Now, let's say we want to extend our learning curve widget such
that it does the learning the same way as it used to, but can -
provided that such data set is defined - test the
learners (always) on the same, external data set. That is, besides the
training data set, we need another channel of the same type but used
for training data set. Notice, however, that most often we will only
provide the training data set, so we would not like to be bothered (in
Orange Canvas) with the dialog which channel to connect to, as the
training data set channel will be the default one.

When enlisting the input channel of the same type, the default
channels have a special flag in the channel specification list. So for
our new :download:`learning curve <OWLearningCurveB.py>` widget, the
channel specification is::

    self.inputs = [("Train Data", Orange.data.Table, self.trainset, Default),
                   ("Test Data", Orange.data.Table, self.testset),
                   ("Learner", Orange.classification.Learner, self.learner, Multiple)]

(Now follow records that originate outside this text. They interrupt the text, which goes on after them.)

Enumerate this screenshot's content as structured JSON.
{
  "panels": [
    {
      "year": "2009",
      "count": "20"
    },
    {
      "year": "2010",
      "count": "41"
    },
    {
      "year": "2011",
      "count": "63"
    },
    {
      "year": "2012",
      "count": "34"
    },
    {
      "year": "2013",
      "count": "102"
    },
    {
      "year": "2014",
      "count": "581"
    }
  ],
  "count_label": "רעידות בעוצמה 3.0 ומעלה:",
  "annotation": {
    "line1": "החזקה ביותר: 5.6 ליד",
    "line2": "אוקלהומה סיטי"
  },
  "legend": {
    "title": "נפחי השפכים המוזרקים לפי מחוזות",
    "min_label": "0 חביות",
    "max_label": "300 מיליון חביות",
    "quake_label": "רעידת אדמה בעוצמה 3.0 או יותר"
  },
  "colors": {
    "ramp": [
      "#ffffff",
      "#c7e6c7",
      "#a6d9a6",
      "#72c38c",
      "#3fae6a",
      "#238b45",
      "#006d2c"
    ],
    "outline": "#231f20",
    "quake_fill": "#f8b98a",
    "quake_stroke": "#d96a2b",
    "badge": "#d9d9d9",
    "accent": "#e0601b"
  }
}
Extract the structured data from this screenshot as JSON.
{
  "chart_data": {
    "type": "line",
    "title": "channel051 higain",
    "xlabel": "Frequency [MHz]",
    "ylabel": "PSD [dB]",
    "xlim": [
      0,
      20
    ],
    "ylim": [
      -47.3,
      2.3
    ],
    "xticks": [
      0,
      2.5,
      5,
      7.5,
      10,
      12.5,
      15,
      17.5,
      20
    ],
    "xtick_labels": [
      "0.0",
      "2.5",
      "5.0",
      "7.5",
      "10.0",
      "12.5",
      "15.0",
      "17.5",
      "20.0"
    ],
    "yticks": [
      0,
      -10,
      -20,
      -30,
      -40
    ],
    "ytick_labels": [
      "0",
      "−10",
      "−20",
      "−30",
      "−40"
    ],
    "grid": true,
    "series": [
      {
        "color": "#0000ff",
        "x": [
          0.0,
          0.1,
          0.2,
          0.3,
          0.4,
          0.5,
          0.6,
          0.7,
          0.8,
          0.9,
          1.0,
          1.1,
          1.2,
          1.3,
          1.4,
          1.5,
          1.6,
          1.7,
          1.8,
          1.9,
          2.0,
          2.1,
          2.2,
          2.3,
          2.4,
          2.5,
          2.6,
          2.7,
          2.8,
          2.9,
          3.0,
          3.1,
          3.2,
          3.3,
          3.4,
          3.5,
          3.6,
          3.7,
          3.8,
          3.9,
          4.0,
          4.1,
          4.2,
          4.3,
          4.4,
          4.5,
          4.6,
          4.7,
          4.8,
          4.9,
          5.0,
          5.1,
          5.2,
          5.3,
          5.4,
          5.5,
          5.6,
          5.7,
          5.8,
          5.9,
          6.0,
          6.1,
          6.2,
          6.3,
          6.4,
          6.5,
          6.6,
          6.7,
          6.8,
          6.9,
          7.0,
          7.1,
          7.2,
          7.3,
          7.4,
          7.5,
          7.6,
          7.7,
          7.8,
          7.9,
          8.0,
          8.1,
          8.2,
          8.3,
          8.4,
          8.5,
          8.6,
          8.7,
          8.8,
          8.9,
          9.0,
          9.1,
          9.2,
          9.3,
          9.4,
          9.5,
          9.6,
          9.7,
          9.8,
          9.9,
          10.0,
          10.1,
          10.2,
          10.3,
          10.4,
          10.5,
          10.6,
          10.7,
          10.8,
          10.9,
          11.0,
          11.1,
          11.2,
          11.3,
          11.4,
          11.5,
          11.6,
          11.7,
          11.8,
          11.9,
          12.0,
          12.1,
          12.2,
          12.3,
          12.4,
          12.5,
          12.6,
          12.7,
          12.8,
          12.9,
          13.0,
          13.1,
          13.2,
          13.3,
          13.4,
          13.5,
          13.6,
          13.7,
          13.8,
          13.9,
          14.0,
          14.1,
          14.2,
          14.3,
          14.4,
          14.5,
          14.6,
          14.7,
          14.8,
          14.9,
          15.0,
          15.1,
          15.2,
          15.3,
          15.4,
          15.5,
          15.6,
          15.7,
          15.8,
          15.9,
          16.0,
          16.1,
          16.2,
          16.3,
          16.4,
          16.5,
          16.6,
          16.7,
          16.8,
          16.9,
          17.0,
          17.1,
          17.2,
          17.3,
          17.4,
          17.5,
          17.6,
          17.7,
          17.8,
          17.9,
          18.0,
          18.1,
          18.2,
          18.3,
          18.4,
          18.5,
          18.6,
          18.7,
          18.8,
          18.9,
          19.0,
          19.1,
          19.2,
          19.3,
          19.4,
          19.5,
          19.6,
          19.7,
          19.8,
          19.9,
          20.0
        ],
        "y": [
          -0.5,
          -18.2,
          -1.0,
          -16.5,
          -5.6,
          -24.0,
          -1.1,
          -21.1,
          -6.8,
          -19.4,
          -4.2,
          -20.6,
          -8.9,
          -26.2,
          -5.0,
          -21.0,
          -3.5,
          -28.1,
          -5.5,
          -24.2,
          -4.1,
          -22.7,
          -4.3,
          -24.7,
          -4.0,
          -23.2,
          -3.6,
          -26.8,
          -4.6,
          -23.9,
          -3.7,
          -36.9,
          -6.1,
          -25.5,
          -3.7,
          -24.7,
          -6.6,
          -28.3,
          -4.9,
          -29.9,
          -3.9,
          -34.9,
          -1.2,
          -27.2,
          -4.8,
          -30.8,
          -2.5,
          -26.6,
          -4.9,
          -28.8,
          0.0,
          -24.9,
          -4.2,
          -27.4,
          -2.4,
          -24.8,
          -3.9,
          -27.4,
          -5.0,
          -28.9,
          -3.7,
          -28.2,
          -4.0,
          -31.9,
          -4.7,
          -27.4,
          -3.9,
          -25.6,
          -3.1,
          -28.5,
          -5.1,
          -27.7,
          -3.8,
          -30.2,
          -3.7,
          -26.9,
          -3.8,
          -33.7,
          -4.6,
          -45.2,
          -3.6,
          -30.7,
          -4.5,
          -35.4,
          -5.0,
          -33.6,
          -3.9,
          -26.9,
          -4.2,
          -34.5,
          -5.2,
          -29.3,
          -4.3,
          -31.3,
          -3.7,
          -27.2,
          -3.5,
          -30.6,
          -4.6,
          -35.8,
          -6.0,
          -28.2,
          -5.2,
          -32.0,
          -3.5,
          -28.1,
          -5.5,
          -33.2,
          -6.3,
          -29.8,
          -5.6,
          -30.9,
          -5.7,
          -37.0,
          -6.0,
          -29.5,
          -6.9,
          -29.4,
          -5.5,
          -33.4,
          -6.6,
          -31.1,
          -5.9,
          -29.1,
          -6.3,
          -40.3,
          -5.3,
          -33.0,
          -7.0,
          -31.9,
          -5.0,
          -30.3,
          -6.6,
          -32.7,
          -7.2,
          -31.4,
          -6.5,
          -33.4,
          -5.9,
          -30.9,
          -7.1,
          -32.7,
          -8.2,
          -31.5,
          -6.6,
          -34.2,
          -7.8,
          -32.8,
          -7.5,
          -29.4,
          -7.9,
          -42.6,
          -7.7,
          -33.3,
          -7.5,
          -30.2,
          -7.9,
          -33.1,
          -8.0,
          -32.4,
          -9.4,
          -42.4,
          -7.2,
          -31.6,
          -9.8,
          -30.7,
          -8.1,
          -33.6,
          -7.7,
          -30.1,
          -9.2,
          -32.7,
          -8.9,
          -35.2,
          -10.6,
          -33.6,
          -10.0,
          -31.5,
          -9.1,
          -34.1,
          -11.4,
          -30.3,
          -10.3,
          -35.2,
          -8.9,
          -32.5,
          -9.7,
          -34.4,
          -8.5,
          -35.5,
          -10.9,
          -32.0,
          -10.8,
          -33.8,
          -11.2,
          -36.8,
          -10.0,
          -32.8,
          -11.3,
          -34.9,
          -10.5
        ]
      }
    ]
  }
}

That is, the :obj:`Train Data` channel is a single-token
channel which is a default one (third parameter). Note that the flags can
be added (or OR-d) together so ``Default + Multiple`` is a valid flag.
To test how this works, connect a file widget to a learning curve widget and
- nothing will really happen:

.. image:: file-to-learningcurveb.png

That is, no window with a query on which channels to connect to will
open, as the default *"Train Data"* was selected.